然而,她还没来得及开口,电话那头背景音里,忽然传来一个娇柔又带着点惊慌的女声:“哎呀!妈!我不小心把手指划破了!”
是温玥瑶。
下一秒,秦雅芝所有的注意力瞬间被吸引过去,电话这头的温以臻能清晰地听到她语气骤然升起的紧张和心疼:
“怎么回事?怎么这么不小心?快让阿姨拿医药箱来!严不严重?流血了吗?疼不疼啊?”
那头温玥瑶还故意说道:“妈,你跟妹妹打电话呢,我这边不重要,你先跟妹妹谈好。”
秦雅芝着急的说:“一通电话有什么紧急的,你看看你的手伤口那么大,都破皮了,都能看见血了,赶紧去清理包扎一下。”

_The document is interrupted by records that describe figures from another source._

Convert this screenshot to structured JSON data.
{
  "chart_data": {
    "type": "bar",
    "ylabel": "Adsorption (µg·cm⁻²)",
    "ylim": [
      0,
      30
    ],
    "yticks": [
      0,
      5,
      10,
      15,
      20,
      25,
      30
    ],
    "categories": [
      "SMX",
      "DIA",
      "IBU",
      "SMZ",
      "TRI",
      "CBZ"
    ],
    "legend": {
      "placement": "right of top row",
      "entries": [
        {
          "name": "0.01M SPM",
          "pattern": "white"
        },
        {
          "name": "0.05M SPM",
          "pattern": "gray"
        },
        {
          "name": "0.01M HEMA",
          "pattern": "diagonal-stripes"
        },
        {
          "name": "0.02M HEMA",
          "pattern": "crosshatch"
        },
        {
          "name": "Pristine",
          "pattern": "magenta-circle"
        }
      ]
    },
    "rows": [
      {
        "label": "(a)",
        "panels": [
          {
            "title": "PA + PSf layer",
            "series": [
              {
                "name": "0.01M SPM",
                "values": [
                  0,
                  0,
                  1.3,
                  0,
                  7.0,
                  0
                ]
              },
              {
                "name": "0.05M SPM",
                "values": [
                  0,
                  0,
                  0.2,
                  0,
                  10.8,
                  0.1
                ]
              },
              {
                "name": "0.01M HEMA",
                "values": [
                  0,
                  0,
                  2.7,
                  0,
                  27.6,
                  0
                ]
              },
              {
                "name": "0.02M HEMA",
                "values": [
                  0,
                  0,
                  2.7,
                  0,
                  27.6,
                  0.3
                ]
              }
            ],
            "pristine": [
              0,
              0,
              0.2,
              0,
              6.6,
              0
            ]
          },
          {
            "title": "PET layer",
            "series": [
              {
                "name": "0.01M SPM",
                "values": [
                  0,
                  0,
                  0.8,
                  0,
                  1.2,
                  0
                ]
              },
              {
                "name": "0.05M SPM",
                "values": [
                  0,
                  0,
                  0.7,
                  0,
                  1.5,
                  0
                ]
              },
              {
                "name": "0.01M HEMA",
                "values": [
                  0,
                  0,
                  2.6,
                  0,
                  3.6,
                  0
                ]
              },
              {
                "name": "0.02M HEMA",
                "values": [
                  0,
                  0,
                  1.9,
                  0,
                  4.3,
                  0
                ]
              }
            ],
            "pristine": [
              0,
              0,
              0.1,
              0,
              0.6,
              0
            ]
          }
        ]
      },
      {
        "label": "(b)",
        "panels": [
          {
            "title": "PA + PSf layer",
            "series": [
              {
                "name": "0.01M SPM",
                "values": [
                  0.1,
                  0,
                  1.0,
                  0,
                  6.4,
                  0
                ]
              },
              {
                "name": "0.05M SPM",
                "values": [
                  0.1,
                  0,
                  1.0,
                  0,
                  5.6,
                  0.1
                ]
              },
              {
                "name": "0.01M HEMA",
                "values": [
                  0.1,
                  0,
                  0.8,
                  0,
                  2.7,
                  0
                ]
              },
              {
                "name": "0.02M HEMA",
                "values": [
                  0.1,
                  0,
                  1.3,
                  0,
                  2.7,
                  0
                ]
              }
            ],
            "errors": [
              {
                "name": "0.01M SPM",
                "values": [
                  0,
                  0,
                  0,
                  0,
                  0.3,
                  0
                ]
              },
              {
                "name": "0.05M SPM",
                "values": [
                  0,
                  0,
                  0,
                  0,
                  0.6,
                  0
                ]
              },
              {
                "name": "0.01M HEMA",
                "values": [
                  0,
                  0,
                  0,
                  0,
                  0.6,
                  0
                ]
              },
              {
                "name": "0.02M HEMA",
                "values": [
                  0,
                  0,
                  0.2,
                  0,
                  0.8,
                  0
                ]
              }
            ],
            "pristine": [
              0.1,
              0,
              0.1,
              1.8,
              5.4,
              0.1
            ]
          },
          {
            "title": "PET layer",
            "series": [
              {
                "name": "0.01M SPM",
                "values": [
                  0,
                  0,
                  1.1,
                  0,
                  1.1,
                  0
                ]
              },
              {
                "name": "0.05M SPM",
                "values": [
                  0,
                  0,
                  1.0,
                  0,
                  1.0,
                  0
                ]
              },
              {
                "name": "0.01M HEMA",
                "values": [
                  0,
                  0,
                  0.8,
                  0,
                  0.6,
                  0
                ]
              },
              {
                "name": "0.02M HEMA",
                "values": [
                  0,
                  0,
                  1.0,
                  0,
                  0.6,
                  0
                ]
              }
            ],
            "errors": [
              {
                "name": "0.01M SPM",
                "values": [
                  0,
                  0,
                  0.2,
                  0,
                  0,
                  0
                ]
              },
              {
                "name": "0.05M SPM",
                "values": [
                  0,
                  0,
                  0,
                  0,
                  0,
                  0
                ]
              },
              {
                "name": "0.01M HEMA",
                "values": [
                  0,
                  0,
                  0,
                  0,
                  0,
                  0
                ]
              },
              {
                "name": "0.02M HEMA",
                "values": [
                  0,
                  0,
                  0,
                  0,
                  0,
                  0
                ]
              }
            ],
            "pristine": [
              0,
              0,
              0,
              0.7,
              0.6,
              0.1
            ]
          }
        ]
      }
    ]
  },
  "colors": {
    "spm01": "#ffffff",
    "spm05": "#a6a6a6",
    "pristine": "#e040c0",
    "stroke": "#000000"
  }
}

而温以臻刚刚鼓起勇气说“妈我脚摔伤了”的话,秦雅芝都没听到。
她不想再说。
电话那头的嘈杂声很快平息了一些,秦雅芝最后有些心不在焉地、匆匆对着话筒丢下一句:“那就这么说定了,周末一定回来啊!我先去看看玥瑶!”
然后,便是干脆利落的“嘟嘟”忙音。
通话被单方面挂断了。
温以臻举着手机,听着里面传来的忙音,维持着接听的姿势,僵了好一会儿。
客厅里阳光依旧明媚,糯米在她脚边翻了个身,发出咕噜声。
她慢慢放下手臂,将手机放到茶几上,继续织手套。
糯米似乎察觉到了主人低落的情绪,凑过来,用毛茸茸的脑袋轻轻蹭了蹭她垂在身侧的手。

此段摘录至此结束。